Meantime on 25 January the Scottish Parliament Public Petitions Committee more or less gave up on its attempt to get the Scottish Government to hold an inquiry into all aspects of the Lockerbie case but sent more questions, to the Scottish Criminal Cases Review Commission, the Lord Advocate and the Cabinet Secretary for Justice, producing an interesting set of replies shortly afterwards.  The SCCRC indicated its view that it could reopen a case in which, like Megrahi’s, an appeal had been abandoned; the Lord Advocate confirmed that the Crown Office has never held the view that Megrahi acted alone and that investigations of the bombing and other possible perpetrators were still open; and the Cabinet Secretary for Justice pointed out that the remit of the Carloway inquiry into criminal procedure and evidence following the Cadder case includes a review of the Criminal Procedure (Legal Assistance, Detention and Appeals) Act 2010 (which has been seen by some as severely restricting the power of the SCCRC to refer cases to the High Court of Justiciary). 
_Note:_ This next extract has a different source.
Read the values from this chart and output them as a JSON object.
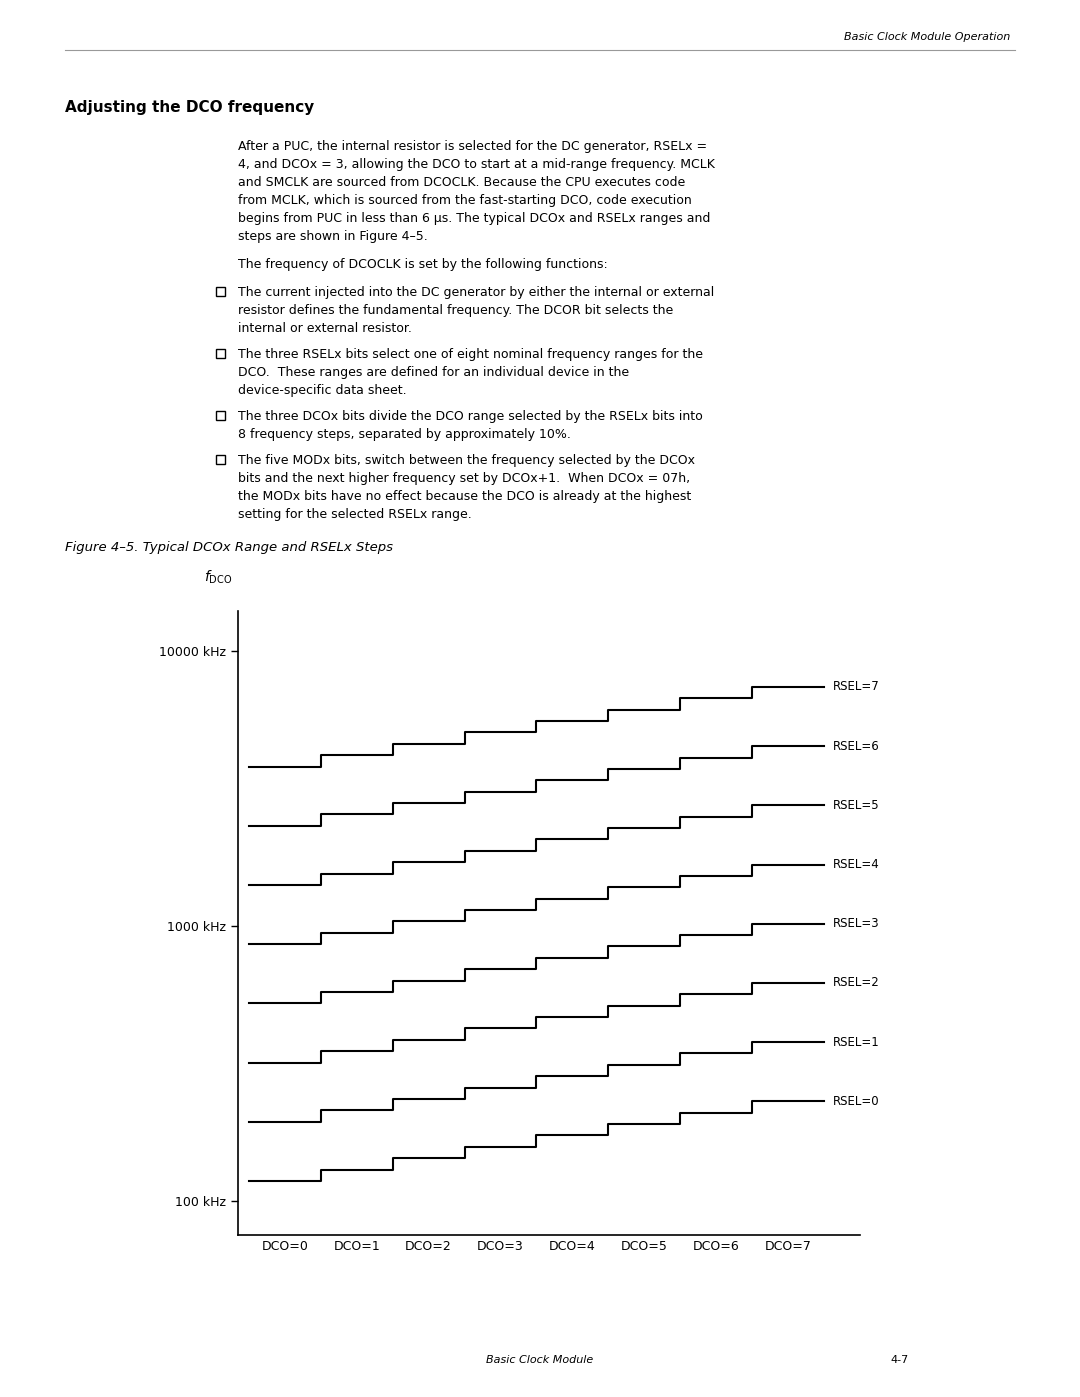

As all this was going on, the people of Northern Africa began to rise against their governments, and Tunisia and Egypt found themselves suddenly moving into a new era which, they perhaps fondly hoped, would be a bit more democratic than the previous ones.  Nearby Libya proved not to be immune to the popular tide; but the government of Colonel Gaddafi emerged as altogether more resistant to such change than its Tunisian and Egyptian counterparts, even after NATO and UN intervention in effect on the side of the rebels.  There were some defections from Gaddafi’s side, however; notably his Justice Minister, Mustafa Abdel Jalil (who claimed to have evidence that implicated Gaddafi as having ordered the Lockerbie bombing), and the Foreign Minister, Moussa Koussa.  The latter was interviewed by Dumfries & Galloway police and Crown Office officials on 4 April in connection with the Lockerbie case (see here), but no further information emerged in public, at least, and Koussa went on his way, having been granted access to funds he held in Europe that had been frozen as part of the sanctions against the Gaddafi regime.

As for Megrahi himself, he remains obdurately alive, although reports vary between saying that he is all but at death’s door or is likely to live for many years yet.  There are also claims that he is due to move into a new house being built for him in Tripoli.  How his interests might be affected if Gaddafi is overthrown is unclear; this interesting BBC report includes the information that Megrahi’s tribe, the Magariha, is at odds with the Qadhadfa tribe from which Gadaffi comes, at least within the Libyan armed forces.  Perhaps a Scottish safe haven may yet come to have its attractions.